Overall, 3 patients of the present study population have or had a documented HEV infection with hepatitis acquired after transplantation. This means a 1% prevalence of de novo HEV hepatitis after liver transplantation. This might be higher (2%) if we include the 3 patients in whom we detected for the first time HEV antibodies after transplantation but in whom we could not detect with the use of available sera in retrospect an episode of HEV RNA positivity with hepatitis.

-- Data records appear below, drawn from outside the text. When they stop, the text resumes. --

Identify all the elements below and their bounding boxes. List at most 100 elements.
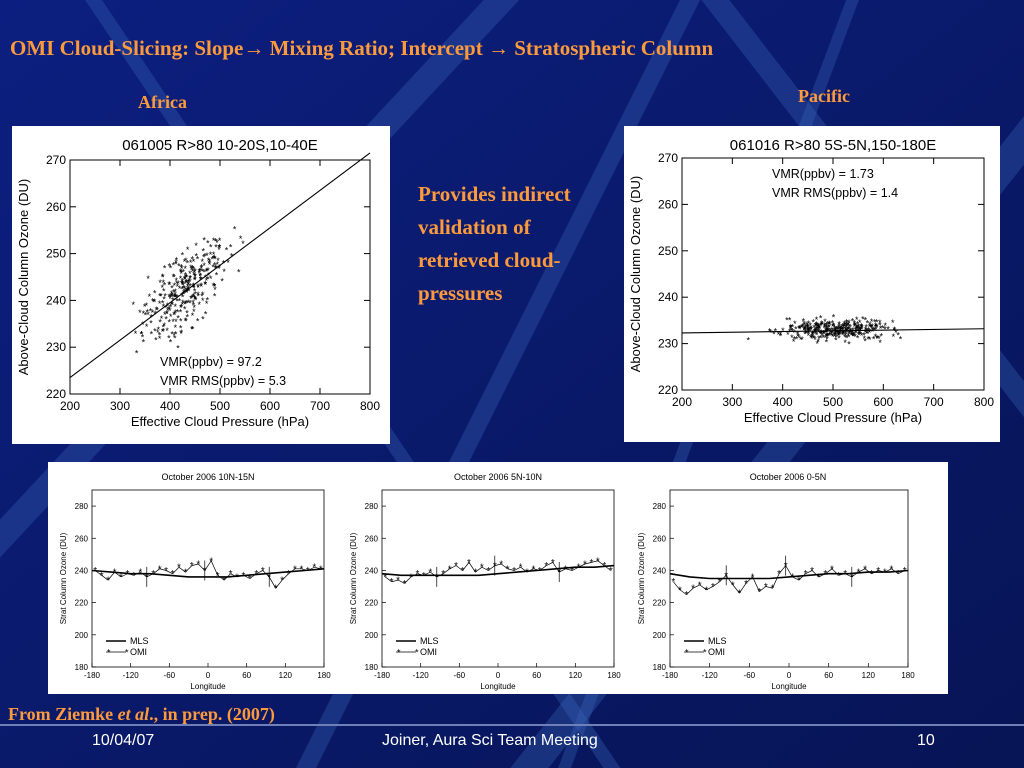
data-point: * (853, 322, 857, 332)
data-point: * (168, 280, 172, 290)
data-point: * (802, 325, 806, 335)
data-point: * (205, 276, 209, 286)
data-point: * (179, 324, 183, 334)
data-point: * (899, 335, 903, 345)
data-point: * (191, 324, 195, 334)
y-tick-label: 220 (75, 599, 89, 608)
data-point: * (798, 323, 802, 333)
data-point: * (838, 328, 842, 338)
data-point: * (194, 295, 198, 305)
data-point: * (817, 322, 821, 332)
data-point: * (862, 330, 866, 340)
data-point: * (183, 274, 187, 284)
fit-line (681, 328, 985, 334)
x-tick-label: 300 (722, 395, 742, 409)
data-point: * (143, 302, 147, 312)
data-point: * (209, 242, 213, 252)
data-point: * (217, 264, 221, 274)
data-point: * (170, 289, 174, 299)
data-point: * (196, 282, 200, 292)
data-point: * (187, 278, 191, 288)
data-point: * (834, 332, 838, 342)
data-point: * (171, 292, 175, 302)
data-point: * (802, 319, 806, 329)
data-point: * (161, 298, 165, 308)
data-point: * (802, 316, 806, 326)
footer-rule (0, 724, 1024, 726)
data-point: * (837, 324, 841, 334)
data-point: * (823, 321, 827, 331)
data-point: * (216, 256, 220, 266)
x-axis-label: Longitude (480, 682, 516, 691)
data-point: * (809, 333, 813, 343)
data-point: * (189, 294, 193, 304)
data-point: * (813, 328, 817, 338)
data-point: * (142, 309, 146, 319)
omi-point: * (396, 576, 400, 587)
data-point: * (181, 277, 185, 287)
data-point: * (213, 255, 217, 265)
data-point: * (837, 327, 841, 337)
data-point: * (850, 331, 854, 341)
data-point: * (863, 334, 867, 344)
data-point: * (852, 330, 856, 340)
data-point: * (190, 294, 194, 304)
y-tick-label: 220 (658, 383, 678, 397)
data-point: * (181, 280, 185, 290)
data-point: * (856, 323, 860, 333)
data-point: * (175, 279, 179, 289)
omi-point: * (164, 566, 168, 577)
data-point: * (884, 321, 888, 331)
y-axis-label: Above-Cloud Column Ozone (DU) (628, 176, 643, 373)
omi-point: * (718, 577, 722, 588)
data-point: * (192, 264, 196, 274)
y-tick-label: 240 (46, 293, 66, 307)
data-point: * (176, 343, 180, 353)
data-point: * (809, 321, 813, 331)
data-point: * (843, 322, 847, 332)
legend-omi-marker: * (125, 648, 129, 658)
data-point: * (207, 271, 211, 281)
data-point: * (831, 332, 835, 342)
data-point: * (837, 320, 841, 330)
y-tick-label: 200 (653, 631, 667, 640)
data-point: * (869, 323, 873, 333)
data-point: * (854, 325, 858, 335)
data-point: * (145, 301, 149, 311)
data-point: * (848, 329, 852, 339)
data-point: * (174, 308, 178, 318)
y-tick-label: 180 (75, 663, 89, 672)
data-point: * (191, 263, 195, 273)
data-point: * (196, 290, 200, 300)
data-point: * (847, 325, 851, 335)
data-point: * (868, 320, 872, 330)
data-point: * (180, 285, 184, 295)
data-point: * (815, 321, 819, 331)
omi-point: * (415, 569, 419, 580)
omi-point: * (544, 561, 548, 572)
data-point: * (149, 318, 153, 328)
data-point: * (848, 327, 852, 337)
omi-point: * (158, 564, 162, 575)
omi-point: * (810, 566, 814, 577)
data-point: * (142, 337, 146, 347)
data-point: * (173, 333, 177, 343)
data-point: * (859, 324, 863, 334)
legend-omi-marker: * (685, 648, 689, 658)
omi-point: * (609, 566, 613, 577)
data-point: * (203, 280, 207, 290)
data-point: * (800, 322, 804, 332)
annotation-rms: VMR RMS(ppbv) = 1.4 (772, 186, 898, 200)
omi-point: * (691, 584, 695, 595)
data-point: * (847, 322, 851, 332)
data-point: * (172, 281, 176, 291)
data-point: * (212, 236, 216, 246)
data-point: * (215, 270, 219, 280)
data-point: * (212, 254, 216, 264)
data-point: * (168, 294, 172, 304)
data-point: * (196, 317, 200, 327)
data-point: * (843, 332, 847, 342)
data-point: * (183, 257, 187, 267)
data-point: * (203, 251, 207, 261)
omi-point: * (506, 564, 510, 575)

On the basis of this low prevalence, one may conclude that, although each individual patient with chronic HEV infection is a potential reservoir for spreading the infection, on a population scale, transplanted, immunosuppressed patients are not a major source for endemic HEV infection. One should consider this while keeping in mind the potential underascertainment due to the seroreversion of cases to a seronegative state. The currently available serological methods are not specific for genotype 3 HEV infections, thereby potentially being suboptimal for measuring immunity to these viruses. As soon as validated type-specific assays become available, we will recommend reassessing whether patients that became antibody-negative with the current assay will show the same pattern of reactivity.
It is worrisome that if indeed the prevalence of seropositivity for HEV is around 2% in liver transplant candidates at an adult age, another 1% to 2% will acquire the virus within several years after transplantation. So far, the genotype has been shown to be genotype 3 in all studies,2–5 and so we should consider pigs and pig meat as a source of infection. The transplanted patient may run an increased risk because of the use of immunosuppression.
For more insight, prospective studies are needed, with the determination of HEV parameters on a regular basis from the pretransplantation period onward and more often during episodes of liver enzyme abnormalities. For the time being, we recommend determining the HEV serological status during the evaluation phase for liver transplantation and considering the possibility of HEV hepatitis in the case of liver enzyme abnormalities of unknown origin. It is probably too early to advise patients to refrain from pig meat.